If we had no foreign trade, and our commercial relations were limited simply to American citizens living in different sections of the American Republic, this change of money standard would not affect so materially and seriously the commerce and business of the country, but no value that the Government places upon silver as a legal tender among our citizens can affect our trade and commerce with foreign nations. It is the intrinsic value of the metal in foreign commerce that settles these questions rather than the minted value given to it by any special country. In fact, the stamp of the Government does not five value to the metal outside of the payment of debts among citizens in America. It simply stands as a guaranty of the fineness and purity of the metal; it says that a silver dollar which ahs the stamp of the Government upon it contains 371 ź grains of pure silver. For the payment of an obligation which was contracted, and is to be cancelled in America, this 371 ź grains is the equivalent of a gold dollar, but if the obligation is contracted abroad, and is to be paid there the stamp of the government weighs as nothing, and 371 ź grains in the dollar is estimated at the bullion value of 69 cents.
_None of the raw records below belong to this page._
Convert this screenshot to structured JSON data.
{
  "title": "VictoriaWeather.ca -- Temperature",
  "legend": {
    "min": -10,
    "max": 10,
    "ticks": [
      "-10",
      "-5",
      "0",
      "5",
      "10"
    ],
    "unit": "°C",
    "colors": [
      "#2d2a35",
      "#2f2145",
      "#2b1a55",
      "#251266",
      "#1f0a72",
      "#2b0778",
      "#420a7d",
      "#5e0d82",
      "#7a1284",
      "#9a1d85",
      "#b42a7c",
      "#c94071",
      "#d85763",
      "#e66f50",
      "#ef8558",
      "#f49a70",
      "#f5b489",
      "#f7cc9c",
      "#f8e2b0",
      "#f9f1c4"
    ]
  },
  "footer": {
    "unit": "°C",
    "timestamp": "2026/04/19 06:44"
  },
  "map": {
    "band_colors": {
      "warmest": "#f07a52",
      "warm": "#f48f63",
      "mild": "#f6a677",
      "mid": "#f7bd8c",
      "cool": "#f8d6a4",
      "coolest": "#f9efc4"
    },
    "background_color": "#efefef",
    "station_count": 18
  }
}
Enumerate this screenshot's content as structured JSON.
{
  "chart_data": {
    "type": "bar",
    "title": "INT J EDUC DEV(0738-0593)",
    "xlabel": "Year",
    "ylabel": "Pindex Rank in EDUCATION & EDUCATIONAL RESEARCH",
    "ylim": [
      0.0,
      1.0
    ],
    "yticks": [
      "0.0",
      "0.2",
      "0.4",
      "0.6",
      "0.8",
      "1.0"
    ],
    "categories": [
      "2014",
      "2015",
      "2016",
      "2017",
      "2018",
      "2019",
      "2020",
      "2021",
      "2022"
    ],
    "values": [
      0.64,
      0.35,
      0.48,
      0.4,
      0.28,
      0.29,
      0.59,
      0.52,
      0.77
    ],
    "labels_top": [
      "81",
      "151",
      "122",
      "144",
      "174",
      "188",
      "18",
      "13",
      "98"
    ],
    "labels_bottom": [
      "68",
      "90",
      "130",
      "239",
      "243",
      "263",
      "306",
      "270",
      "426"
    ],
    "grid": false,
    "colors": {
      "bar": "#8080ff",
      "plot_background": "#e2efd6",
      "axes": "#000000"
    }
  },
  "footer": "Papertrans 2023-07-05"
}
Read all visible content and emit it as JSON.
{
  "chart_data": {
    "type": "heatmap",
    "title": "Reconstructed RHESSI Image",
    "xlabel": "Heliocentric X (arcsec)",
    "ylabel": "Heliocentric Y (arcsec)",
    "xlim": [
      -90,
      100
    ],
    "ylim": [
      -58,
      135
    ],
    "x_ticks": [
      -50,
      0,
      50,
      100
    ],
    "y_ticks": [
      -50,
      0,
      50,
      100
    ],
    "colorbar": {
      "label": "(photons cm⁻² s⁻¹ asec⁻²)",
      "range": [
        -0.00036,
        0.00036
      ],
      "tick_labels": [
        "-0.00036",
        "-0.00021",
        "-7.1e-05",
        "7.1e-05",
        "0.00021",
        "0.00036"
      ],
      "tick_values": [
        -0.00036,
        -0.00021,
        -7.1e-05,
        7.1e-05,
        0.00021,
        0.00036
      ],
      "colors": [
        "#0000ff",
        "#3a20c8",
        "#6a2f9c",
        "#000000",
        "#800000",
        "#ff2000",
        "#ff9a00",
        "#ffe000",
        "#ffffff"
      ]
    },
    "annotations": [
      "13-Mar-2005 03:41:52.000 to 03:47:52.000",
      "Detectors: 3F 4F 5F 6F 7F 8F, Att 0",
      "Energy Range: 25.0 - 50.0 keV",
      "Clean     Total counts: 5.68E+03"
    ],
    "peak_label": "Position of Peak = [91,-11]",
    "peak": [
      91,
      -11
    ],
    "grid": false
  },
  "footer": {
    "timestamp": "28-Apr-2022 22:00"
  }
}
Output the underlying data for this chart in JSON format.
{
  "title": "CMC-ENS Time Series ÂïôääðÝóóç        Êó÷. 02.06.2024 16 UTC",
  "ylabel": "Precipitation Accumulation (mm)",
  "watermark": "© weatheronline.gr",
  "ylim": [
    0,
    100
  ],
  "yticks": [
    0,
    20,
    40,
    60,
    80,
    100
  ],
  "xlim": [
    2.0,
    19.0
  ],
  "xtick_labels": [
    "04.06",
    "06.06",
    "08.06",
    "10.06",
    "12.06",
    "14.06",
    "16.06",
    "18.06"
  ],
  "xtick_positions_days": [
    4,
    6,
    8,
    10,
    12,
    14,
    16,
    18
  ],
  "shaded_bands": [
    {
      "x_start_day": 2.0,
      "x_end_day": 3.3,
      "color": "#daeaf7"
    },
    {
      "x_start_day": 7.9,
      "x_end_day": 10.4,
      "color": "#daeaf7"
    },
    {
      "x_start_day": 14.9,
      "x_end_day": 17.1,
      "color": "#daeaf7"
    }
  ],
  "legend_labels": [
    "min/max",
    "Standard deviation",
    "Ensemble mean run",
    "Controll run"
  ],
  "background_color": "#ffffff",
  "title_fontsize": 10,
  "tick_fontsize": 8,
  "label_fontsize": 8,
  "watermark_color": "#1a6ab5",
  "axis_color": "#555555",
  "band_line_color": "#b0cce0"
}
In view of the many serious objections which exist against this bill, I ask you in all earnestness, Mr. Speaker, is it not more wise and patriotic to suspend all action here in the way of any legislation which shall look towards the restoration of silver to full legal-tender qualities until the Government can confer with the foreign powers with whom we have large trading and commercial interests, and interest them in an international conference, which shall result in all of the countries thus engaged adopting the free and unlimited coinage of silver on a ratio which will be common to all countries. If this is done, there will be no disturbance in the business arrangements of the country, and there will be no scaling down of prices, no deterioration of the earnings of the wage-workers, and no disturbance of the rights of any class of our citizens. It is only by means of this international conference suggested that we can be placed upon the bimetallism system that is alleged to be so dear to the hearts of these friends of silver.
In the interests and in obedience to the wishes of the people whom I have the honor to specially represent on this floor, and in accordance, in my judgment, with the best interests of the people of this country generally, I oppose the passage of this bill, and if, with my party associates, I may be successful in defeating its passage, I shall esteem it one of the most beneficial and patriotic efforts of my Congressional existence. [Applause on the Republican side.]